Yes. The current research culture seems to promote confirmation bias with impunity, except in the rare cases when 'forensic statistics' detect a flaw, and the flaw is publicised. But, I wonder whether limited 'shelf space' is sometimes an excuse to maintain exclusivity? If this is really why negative results aren't published, then no amount of cyber space will be sufficient.

3. It would be worthwhile to create a continuous measure of reproducibility,
and score a random sample recent publications to determine the extent of
the problem. We may be suffering from attention bias (which some peo-
ple claim was Marc Hauser’s failing in his primatology interpretations).
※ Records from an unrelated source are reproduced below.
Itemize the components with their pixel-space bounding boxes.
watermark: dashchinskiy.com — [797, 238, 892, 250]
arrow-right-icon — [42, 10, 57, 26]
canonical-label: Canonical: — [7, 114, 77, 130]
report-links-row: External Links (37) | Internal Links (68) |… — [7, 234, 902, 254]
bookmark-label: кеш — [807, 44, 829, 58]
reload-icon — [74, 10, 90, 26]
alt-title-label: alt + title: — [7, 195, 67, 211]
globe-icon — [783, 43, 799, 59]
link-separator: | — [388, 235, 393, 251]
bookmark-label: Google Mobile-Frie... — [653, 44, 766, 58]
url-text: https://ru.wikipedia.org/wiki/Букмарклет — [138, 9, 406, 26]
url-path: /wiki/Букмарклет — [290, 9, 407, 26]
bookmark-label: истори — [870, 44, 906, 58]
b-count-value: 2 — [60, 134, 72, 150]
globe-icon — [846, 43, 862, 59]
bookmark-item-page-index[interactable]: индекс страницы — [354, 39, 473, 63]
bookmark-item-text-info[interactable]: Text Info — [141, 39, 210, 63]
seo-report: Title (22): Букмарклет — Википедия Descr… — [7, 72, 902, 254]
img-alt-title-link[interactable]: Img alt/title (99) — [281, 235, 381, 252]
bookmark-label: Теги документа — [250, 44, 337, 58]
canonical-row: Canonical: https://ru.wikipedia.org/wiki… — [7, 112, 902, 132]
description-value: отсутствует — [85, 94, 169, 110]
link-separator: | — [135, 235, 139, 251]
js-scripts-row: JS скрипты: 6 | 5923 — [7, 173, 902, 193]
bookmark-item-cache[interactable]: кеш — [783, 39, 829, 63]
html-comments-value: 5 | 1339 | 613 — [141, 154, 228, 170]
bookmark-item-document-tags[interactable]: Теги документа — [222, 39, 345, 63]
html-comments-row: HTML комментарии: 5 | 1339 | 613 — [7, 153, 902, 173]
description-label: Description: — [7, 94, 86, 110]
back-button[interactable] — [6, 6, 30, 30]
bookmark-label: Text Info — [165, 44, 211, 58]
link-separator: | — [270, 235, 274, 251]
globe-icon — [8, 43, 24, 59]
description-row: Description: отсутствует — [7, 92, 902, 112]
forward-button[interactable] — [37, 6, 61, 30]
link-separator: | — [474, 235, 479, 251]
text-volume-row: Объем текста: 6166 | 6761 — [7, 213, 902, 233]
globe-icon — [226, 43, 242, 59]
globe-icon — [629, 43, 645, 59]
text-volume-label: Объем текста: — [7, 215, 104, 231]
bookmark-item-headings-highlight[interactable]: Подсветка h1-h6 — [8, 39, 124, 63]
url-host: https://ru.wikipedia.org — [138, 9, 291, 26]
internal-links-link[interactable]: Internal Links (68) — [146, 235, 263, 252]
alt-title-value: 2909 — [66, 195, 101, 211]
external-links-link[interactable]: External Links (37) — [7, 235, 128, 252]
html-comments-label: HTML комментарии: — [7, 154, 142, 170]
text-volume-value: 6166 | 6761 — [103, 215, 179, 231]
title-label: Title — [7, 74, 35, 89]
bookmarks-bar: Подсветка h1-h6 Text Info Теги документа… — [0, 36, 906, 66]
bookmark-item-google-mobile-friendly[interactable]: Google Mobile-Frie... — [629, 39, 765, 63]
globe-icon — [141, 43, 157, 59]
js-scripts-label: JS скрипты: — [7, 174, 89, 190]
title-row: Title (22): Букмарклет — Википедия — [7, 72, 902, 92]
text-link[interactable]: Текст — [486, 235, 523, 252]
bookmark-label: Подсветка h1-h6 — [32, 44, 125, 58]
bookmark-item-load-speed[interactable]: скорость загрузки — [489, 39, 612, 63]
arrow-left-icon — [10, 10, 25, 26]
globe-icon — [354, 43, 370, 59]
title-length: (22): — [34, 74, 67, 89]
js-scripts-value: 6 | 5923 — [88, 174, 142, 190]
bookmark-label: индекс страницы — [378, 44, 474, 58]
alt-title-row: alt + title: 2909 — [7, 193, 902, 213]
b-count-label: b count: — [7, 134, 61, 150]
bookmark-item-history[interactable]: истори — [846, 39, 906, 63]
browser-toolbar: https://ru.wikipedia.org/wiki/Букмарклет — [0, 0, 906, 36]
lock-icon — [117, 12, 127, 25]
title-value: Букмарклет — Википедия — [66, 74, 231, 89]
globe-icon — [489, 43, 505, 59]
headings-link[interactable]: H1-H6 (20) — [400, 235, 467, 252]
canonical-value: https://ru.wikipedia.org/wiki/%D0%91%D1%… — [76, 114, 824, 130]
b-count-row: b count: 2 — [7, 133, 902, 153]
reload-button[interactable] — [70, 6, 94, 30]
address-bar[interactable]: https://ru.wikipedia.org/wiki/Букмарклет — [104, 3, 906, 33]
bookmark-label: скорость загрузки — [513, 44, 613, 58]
Perhaps we are so dazzled by the occasional scandal that we overlook
the fact that most research is quite sufficiently solid (although surely
not perfect). On the other hand, the dazzling scandals may distract us
from the possibility that nearly all applied statistical research has pretty
serious flaws. Without some sort of baseline, it will be difficult to assess
progress.

Also a good suggestion. Here's a potential continuous measure of reproducibility: The time required to reproduce the results of a study, including the necessary 'forensic statistics', computing, and reproduction of figures and tables. I think the penalty for computing time is valid, because unusual computing requirements are a barrier to reproducibility. In my experience, the time required for 'forensic statistics' has significantly swamped the subsequent computing time. Of course, this measure is sensitive to the skill and knowledge of the forensic statistician, computing equipment, and is labor intensive. But, a maximum time to establish reproducibility could be imposed, say one or two hours. For reproducible research implemented with computer tools like Sweave, this metric might be reduced by orders of magnitude.